Hypothesis-testing, the process of analysing data to explain and check the validity of specific ideas, is the essence of Analytics. It is an exercise of problem-solving using data and science consistent with the ethos of A.Einstein’s quote ‘if I had only one hour to save the world, I would spend 55min. defining the problem, and only 5min. finding the solution’.

By extension, the offering of Analytics-as-a-Service reflects the provision of consulting services across the chain of Analytics-related activities (Understanding of the client problem→ Data-management and processing→ Data-investigation techniques→ Statistical analysis to quantify ‘uncertainty’ in the data→ Model deployment→ Implementation of solution). In this context, Big-Data is just an auxiliary process in a series of analysis activities. The correct definition of a client problem might not even require ‘big’ data. Datasets will invariably ‘shrink’ in dimensions as the analysis work is on subsets of variables that have statistical significance, and sampling techniques promote the use of compact yet generalisable datasets.

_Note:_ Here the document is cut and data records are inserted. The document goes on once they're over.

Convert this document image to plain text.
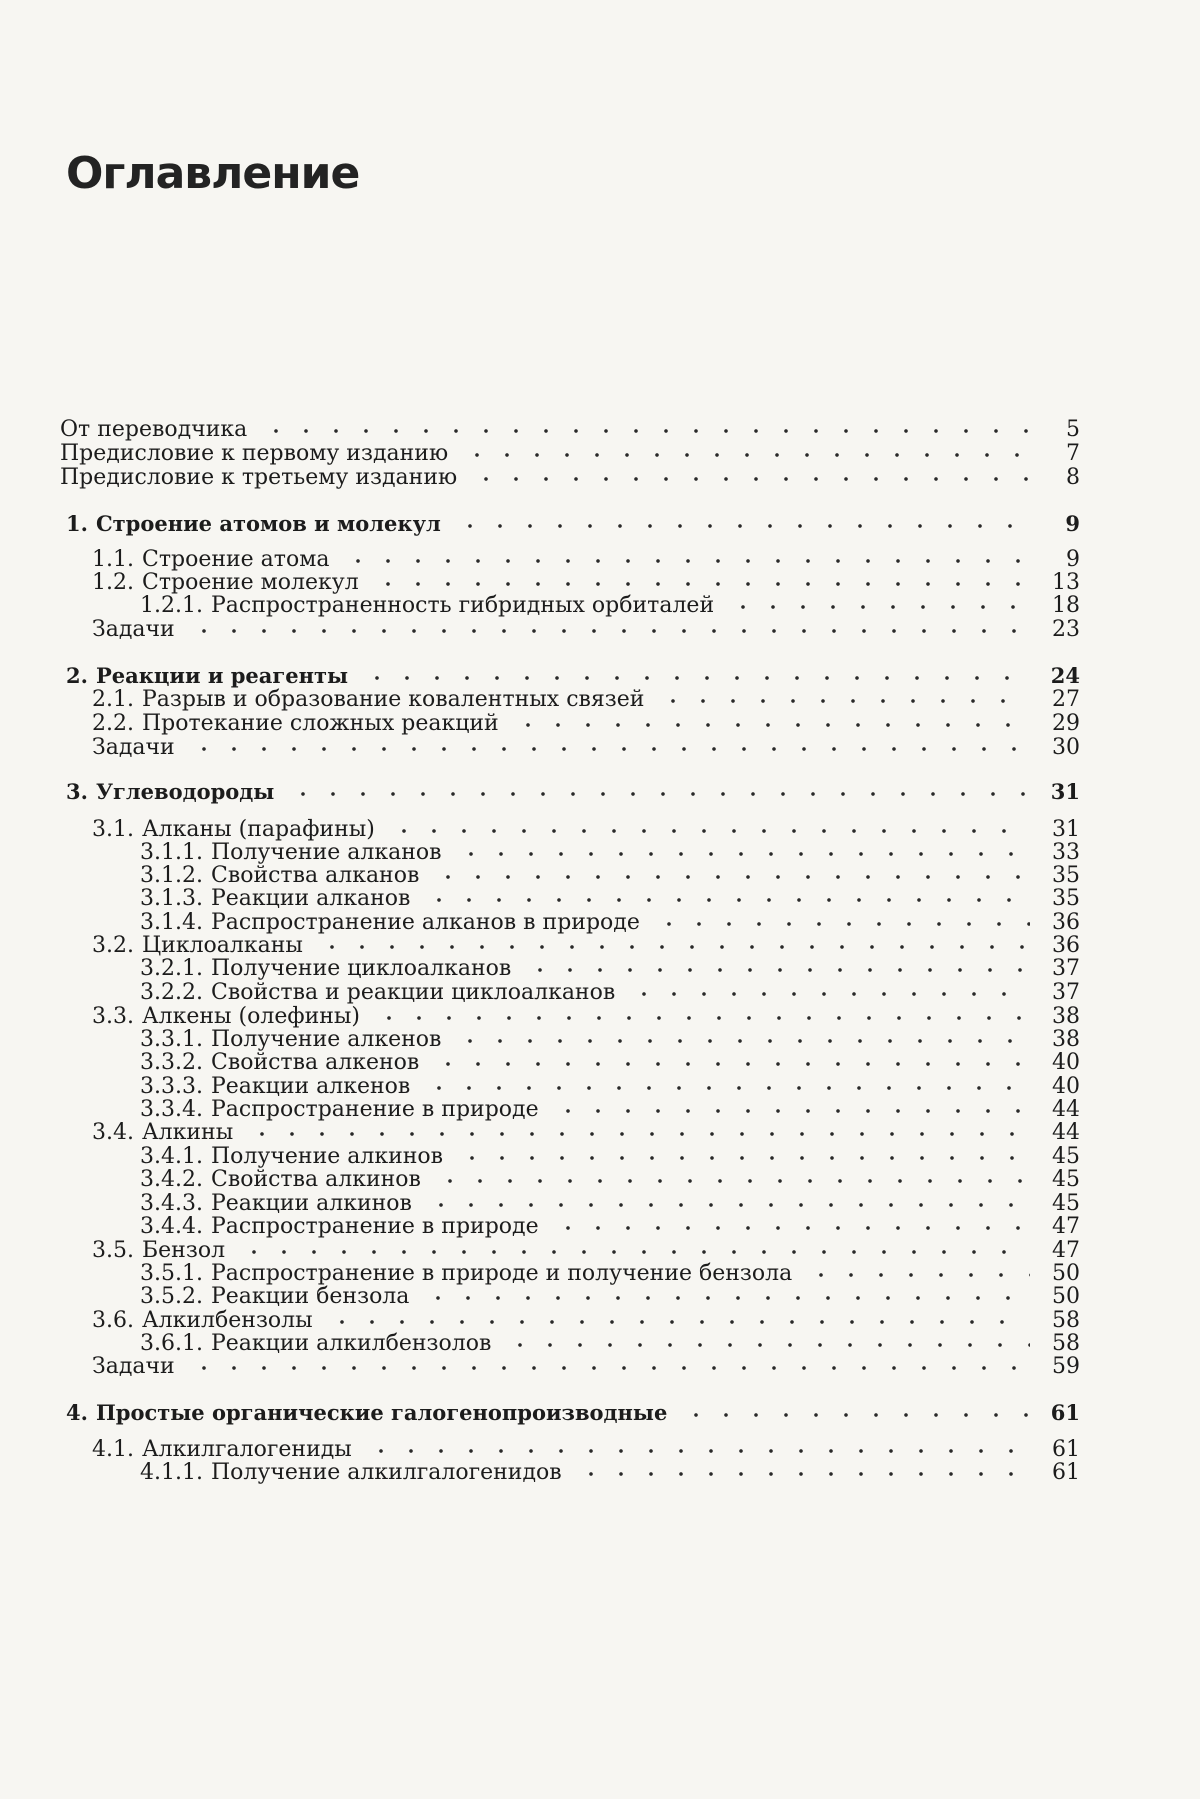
Оглавление
От переводчика	5
Предисловие к первому изданию	7
Предисловие к третьему изданию	8
1. Строение атомов и молекул	9
1.1. Строение атома	9
1.2. Строение молекул	13
1.2.1. Распространенность гибридных орбиталей	18
Задачи	23
2. Реакции и реагенты	24
2.1. Разрыв и образование ковалентных связей	27
2.2. Протекание сложных реакций	29
Задачи	30
3. Углеводороды	31
3.1. Алканы (парафины)	31
3.1.1. Получение алканов	33
3.1.2. Свойства алканов	35
3.1.3. Реакции алканов	35
3.1.4. Распространение алканов в природе	36
3.2. Циклоалканы	36
3.2.1. Получение циклоалканов	37
3.2.2. Свойства и реакции циклоалканов	37
3.3. Алкены (олефины)	38
3.3.1. Получение алкенов	38
3.3.2. Свойства алкенов	40
3.3.3. Реакции алкенов	40
3.3.4. Распространение в природе	44
3.4. Алкины	44
3.4.1. Получение алкинов	45
3.4.2. Свойства алкинов	45
3.4.3. Реакции алкинов	45
3.4.4. Распространение в природе	47
3.5. Бензол	47
3.5.1. Распространение в природе и получение бензола	50
3.5.2. Реакции бензола	50
3.6. Алкилбензолы	58
3.6.1. Реакции алкилбензолов	58
Задачи	59
4. Простые органические галогенопроизводные	61
4.1. Алкилгалогениды	61
4.1.1. Получение алкилгалогенидов	61
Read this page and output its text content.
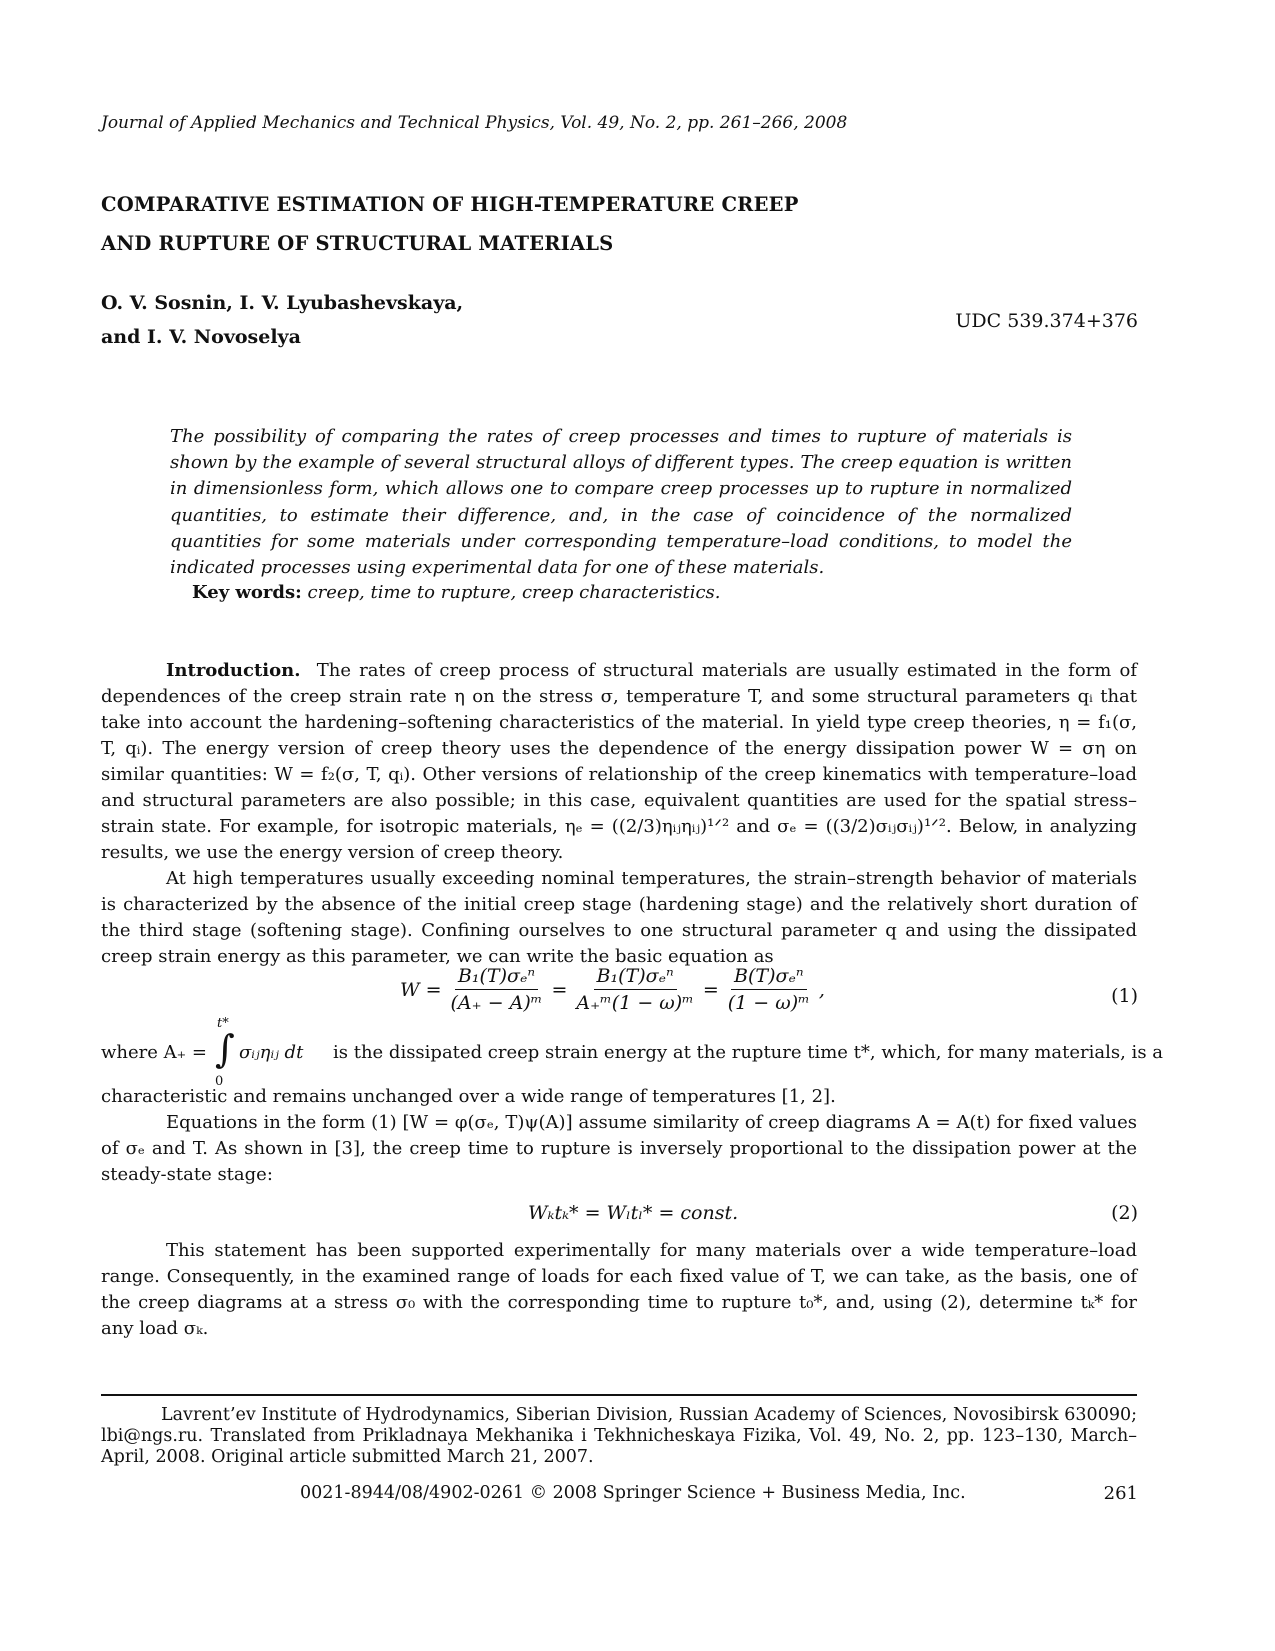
Journal of Applied Mechanics and Technical Physics, Vol. 49, No. 2, pp. 261–266, 2008
COMPARATIVE ESTIMATION OF HIGH-TEMPERATURE CREEP
AND RUPTURE OF STRUCTURAL MATERIALS
O. V. Sosnin, I. V. Lyubashevskaya,
and I. V. Novoselya
UDC 539.374+376
The possibility of comparing the rates of creep processes and times to rupture of materials is shown by the example of several structural alloys of different types. The creep equation is written in dimensionless form, which allows one to compare creep processes up to rupture in normalized quantities, to estimate their difference, and, in the case of coincidence of the normalized quantities for some materials under corresponding temperature–load conditions, to model the indicated processes using experimental data for one of these materials.
Key words: creep, time to rupture, creep characteristics.

Introduction. The rates of creep process of structural materials are usually estimated in the form of dependences of the creep strain rate η on the stress σ, temperature T, and some structural parameters qᵢ that take into account the hardening–softening characteristics of the material. In yield type creep theories, η = f₁(σ, T, qᵢ). The energy version of creep theory uses the dependence of the energy dissipation power W = ση on similar quantities: W = f₂(σ, T, qᵢ). Other versions of relationship of the creep kinematics with temperature–load and structural parameters are also possible; in this case, equivalent quantities are used for the spatial stress–strain state. For example, for isotropic materials, ηₑ = ((2/3)ηᵢⱼηᵢⱼ)¹ᐟ² and σₑ = ((3/2)σᵢⱼσᵢⱼ)¹ᐟ². Below, in analyzing results, we use the energy version of creep theory.

At high temperatures usually exceeding nominal temperatures, the strain–strength behavior of materials is characterized by the absence of the initial creep stage (hardening stage) and the relatively short duration of the third stage (softening stage). Confining ourselves to one structural parameter q and using the dissipated creep strain energy as this parameter, we can write the basic equation as

$W = \frac{\text{B₁(T)σₑⁿ}}{\text{(A₊ − A)ᵐ}} = \frac{\text{B₁(T)σₑⁿ}}{\text{A₊ᵐ(1 − ω)ᵐ}} = \frac{\text{B(T)σₑⁿ}}{\text{(1 − ω)ᵐ}}$ ,	(1)
where A₊ =
t*
∫
0
σᵢⱼηᵢⱼ dt is the dissipated creep strain energy at the rupture time t*, which, for many materials, is a

characteristic and remains unchanged over a wide range of temperatures [1, 2].

Equations in the form (1) [W = φ(σₑ, T)ψ(A)] assume similarity of creep diagrams A = A(t) for fixed values of σₑ and T. As shown in [3], the creep time to rupture is inversely proportional to the dissipation power at the steady-state stage:

Wₖtₖ* = Wₗtₗ* = const.	(2)
This statement has been supported experimentally for many materials over a wide temperature–load range. Consequently, in the examined range of loads for each fixed value of T, we can take, as the basis, one of the creep diagrams at a stress σ₀ with the corresponding time to rupture t₀*, and, using (2), determine tₖ* for any load σₖ.
Lavrent’ev Institute of Hydrodynamics, Siberian Division, Russian Academy of Sciences, Novosibirsk 630090; lbi@ngs.ru. Translated from Prikladnaya Mekhanika i Tekhnicheskaya Fizika, Vol. 49, No. 2, pp. 123–130, March–April, 2008. Original article submitted March 21, 2007.
0021-8944/08/4902-0261 © 2008 Springer Science + Business Media, Inc.	261
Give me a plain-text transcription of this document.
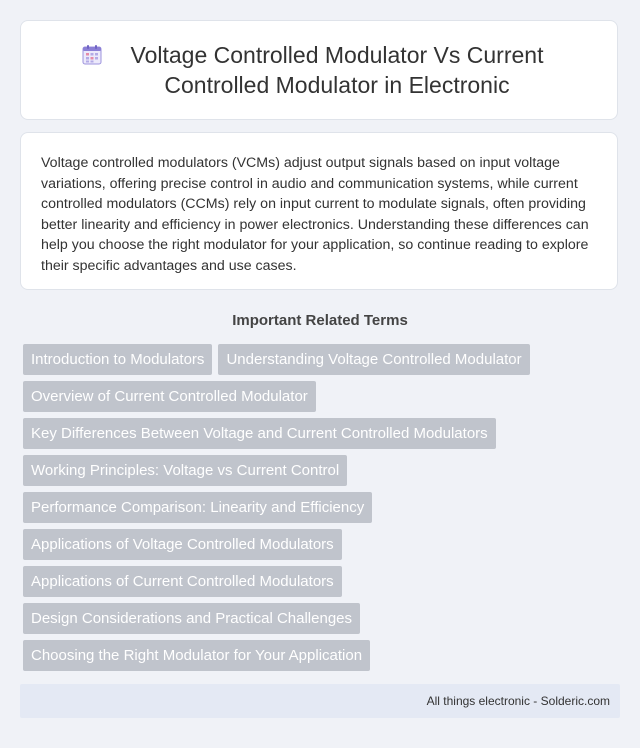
Voltage Controlled Modulator Vs Current Controlled Modulator in Electronic

Voltage controlled modulators (VCMs) adjust output signals based on input voltage variations, offering precise control in audio and communication systems, while current controlled modulators (CCMs) rely on input current to modulate signals, often providing better linearity and efficiency in power electronics. Understanding these differences can help you choose the right modulator for your application, so continue reading to explore their specific advantages and use cases.

Important Related Terms
Introduction to Modulators	Understanding Voltage Controlled Modulator
Overview of Current Controlled Modulator
Key Differences Between Voltage and Current Controlled Modulators
Working Principles: Voltage vs Current Control
Performance Comparison: Linearity and Efficiency
Applications of Voltage Controlled Modulators
Applications of Current Controlled Modulators
Design Considerations and Practical Challenges
Choosing the Right Modulator for Your Application
All things electronic - Solderic.com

When it comes to data, size isn’t everything because big data on their own cannot just solve the problem of ‘insight’ (i.e. inferring what is going on). The true enablers are the data-scientists and statisticians who have been obsessed for more than two centuries to understand the world through data and what traps lie in wait during this exercise. In the world of analytics (AaaS), it is agility (using science, investigative skills, appropriate technology), trust (to solve the client’s real business problems and build collateral), and ‘know-how’ (to extract intelligence hidden in the data) that are the prime ‘assets’ for competing, not the size of the data. Big data are certainly here but big insights have yet to arrive.